My wreath-making goes back a lot of years. When I first had my own house, in the days when I lived alone, I looked out on my city back yard one winter afternoon and wondered whether the boxwood would keep its bright evergreen color if it were cut for holiday greens. This must have been in the mid-1980’s. I had a big fir tree as well, and the neighbors had a cedar tree. I bought some wire and a store-made frame, and combined it all into a wreath to take to my mother for Sunday dinner. To my alarm, she collapsed into tears at the sight of it. I hadn’t thought it was all that bad. As it turned out the tears were because she remembered her own mother making holiday wreaths from cuttings taken in the woods of Denmark. Well then, I felt it was all right.
I’ve been making a select number of winter wreaths ever since. I was making them when Richard first started coming around to see me. He would call and suggest he come over with some sausages to cook, and I would say, “Fine, but I’m not cleaning house. Things are a shambles here.” When he arrived, I’d be in the middle of a pile of branches and wire on the kitchen floor. If it had been all that important that my house be clean to receive him, we’d never have made it this far.

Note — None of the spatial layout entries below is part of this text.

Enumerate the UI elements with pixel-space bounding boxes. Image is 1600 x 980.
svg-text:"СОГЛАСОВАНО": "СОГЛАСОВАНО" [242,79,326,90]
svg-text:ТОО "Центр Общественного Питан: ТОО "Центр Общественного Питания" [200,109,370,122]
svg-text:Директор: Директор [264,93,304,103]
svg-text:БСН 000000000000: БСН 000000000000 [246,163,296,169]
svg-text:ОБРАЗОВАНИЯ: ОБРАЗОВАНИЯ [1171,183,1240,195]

Fortunately, he took it with a glad heart, and ordered a cast bronze sign with the name The Shambles printed across it. The sign hangs outside the new studio building now.
I have made wreaths in the kitchen. I have made them in the rain on the deck. I’ve made them sitting on the front porch. We made them all in a group one Thanksgiving when Richard’s kids and Significant Others all showed up together at our little house, and we turned the kitchen floor into something like a medieval small-holder’s scented, rush-covered floor. I no longer buy store-made wire frames for constructing the wreaths. One year, short on frames, I made my own by twisting small fir branches into a hoop and wiring them together. It worked fine, and the whole thing was suddenly throw-awayable. Before that, folks conscientiously sent the dried-out old wreaths back to me so I could retrieve the frames for reuse.
Return to the present:
Here I am on Thanksgiving Day, making a couple of hostess gift wreaths. It was cold out, but the sun was shining. Good wreathing weather!
I have nothing but respect for people who can make wreaths of holly. I’ve tried. Without gloves, it’s torture. With gloves, it’s torture. I much prefer the combination of needles and smooth leaves that come out of the woods here. The boxwood has been left behind in the city, and I found that Salal, a native of our woods, makes a fine substitute. Gaultheria shallon is a smooth-leaved , leathery plant that grows throughout the northwest, in shady woods and in sun. It can get pretty thick in some places. It makes fine holiday wreaths, though you have to look for this year’s growth of leaves to avoid spotty ones.